Blood-brain barrier breakdown in the hippocampus might weaken cognition all on its own. According to a paper in the January 14 Nature Medicine, people with a damaged barrier were more likely to have early signs of cognitive impairment, regardless of any Aβ or tau pathology, or even other signs of vascular disease. Led by Berislav Zlokovic at the University of Southern California in Los Angeles, the study employed both fluid and imaging measures to gauge BBB damage, and cast a weakened barrier as an early biomarker for cognitive dysfunction.

  • Researchers used both fluid and imaging measures to gauge integrity of blood-brain barrier.
  • BBB damage correlated with cognitive impairment, independently of Aβ, tau, or vascular risk factors.
  • Compromised barrier occurred in and around the hippocampus.

“This is an important study that identifies independent indices of BBB disruption as early markers of AD in a carefully studied patient cohort,” commented Costantino Iadecola of Weill Cornell Medical College in New York. “There is an urgent need to identify early biomarkers of disease and novel pathogenic factors, and this study represents a step forward in this direction.”

Vascular dysfunction in the brain is a well-recognized contributor to dementia. Its extent in the brain can range from the widespread vessel damage that underlies vascular dementia to subtler issues such as localized blood brain barrier leaks (Iadecola 2017; Sweeney et al., 2018). Animal studies have indicated that Aβ and tau pathology can inflict damage to the blood-brain barrier.
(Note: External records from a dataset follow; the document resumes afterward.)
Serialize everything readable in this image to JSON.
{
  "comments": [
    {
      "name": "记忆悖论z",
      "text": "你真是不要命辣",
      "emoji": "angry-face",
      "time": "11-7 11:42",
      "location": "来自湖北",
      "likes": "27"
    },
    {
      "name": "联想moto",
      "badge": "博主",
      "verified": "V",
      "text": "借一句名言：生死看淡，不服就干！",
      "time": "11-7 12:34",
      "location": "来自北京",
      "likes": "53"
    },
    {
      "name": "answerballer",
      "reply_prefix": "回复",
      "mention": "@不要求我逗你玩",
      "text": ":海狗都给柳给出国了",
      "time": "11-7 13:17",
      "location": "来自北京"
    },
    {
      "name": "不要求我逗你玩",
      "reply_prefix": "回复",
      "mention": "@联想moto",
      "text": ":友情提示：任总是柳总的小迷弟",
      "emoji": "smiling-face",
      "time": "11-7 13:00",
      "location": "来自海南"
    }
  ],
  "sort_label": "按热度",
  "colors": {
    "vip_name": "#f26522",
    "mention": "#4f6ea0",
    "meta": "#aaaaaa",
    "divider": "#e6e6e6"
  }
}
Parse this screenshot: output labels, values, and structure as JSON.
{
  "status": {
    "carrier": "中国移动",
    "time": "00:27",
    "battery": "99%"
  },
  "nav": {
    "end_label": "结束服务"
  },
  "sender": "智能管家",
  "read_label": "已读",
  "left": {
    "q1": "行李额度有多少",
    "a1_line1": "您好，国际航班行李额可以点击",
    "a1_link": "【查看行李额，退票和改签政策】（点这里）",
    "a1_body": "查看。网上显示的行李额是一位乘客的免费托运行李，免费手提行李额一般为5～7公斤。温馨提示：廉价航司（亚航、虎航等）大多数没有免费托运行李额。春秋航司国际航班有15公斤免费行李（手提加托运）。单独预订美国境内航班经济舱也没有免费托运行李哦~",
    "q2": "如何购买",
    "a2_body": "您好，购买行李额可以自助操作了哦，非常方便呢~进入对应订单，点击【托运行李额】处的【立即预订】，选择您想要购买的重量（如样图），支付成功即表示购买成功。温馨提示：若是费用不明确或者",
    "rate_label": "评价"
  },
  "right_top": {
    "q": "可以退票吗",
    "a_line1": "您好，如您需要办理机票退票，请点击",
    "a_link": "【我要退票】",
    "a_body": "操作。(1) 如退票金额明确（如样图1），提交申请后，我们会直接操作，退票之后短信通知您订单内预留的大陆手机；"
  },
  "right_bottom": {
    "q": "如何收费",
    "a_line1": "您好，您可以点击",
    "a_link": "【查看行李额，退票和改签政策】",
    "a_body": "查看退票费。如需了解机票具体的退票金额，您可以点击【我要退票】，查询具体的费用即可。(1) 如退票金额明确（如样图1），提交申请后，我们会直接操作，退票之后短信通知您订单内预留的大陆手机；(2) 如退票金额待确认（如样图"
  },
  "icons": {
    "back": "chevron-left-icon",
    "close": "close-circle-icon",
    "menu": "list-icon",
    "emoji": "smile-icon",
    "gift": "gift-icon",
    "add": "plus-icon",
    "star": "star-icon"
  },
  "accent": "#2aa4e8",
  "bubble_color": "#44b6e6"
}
In people, imaging studies have spotted erosion of the barrier in the early stages of AD (Montagne et al., 2017Bennett et al., 2018; van de Haar et al., 2017Feb 2015 webinar). However, researchers have yet to understand whether such early barrier breakdown is a cause or consequence of burgeoning AD pathology, or if it exacts a cognitive toll.

First author Daniel Nation and colleagues set out to disentangle the contributions of Aβ, tau, and BBB damage to cognitive decline. They studied two cohorts totaling 164 participants—one from USC and one from Washington University in St. Louis. Based on clinical dementia rating scores, 82 were cognitively normal with a CDR of zero, 65 were mildly impaired with CDR 0.5, and 17 with CDR 1 were deemed impaired. The researchers explicitly excluded participants with vascular dementia or vascular cognitive impairment, but included people who had other vascular risk factors, such as hypertension, diabetes, or cardiovascular disease. All of the volunteers underwent CSF sampling to assess Aβ and phospho-tau, and a subgroup of 35 also had Aβ-PET scans.

The researchers took a two-pronged approach to gauge BBB breakdown. First, they measured the CSF concentration of soluble platelet-derived growth factor receptor-β.  This PDGFR-β fragment sheds from the surface of pericytes that line the blood-brain barrier when they respond to cell stress or injury. Zlokovic previously reported that CSF sPDGFR-β correlates with BBB damage (Sagare et al., 2015; Montagne et al., 2015). Second, in a subgroup of 73 volunteers, the researchers used dynamic contrast-enhanced (DCE) MRI to gauge BBB leakiness by tracking levels of an intravenously injected contrast agent.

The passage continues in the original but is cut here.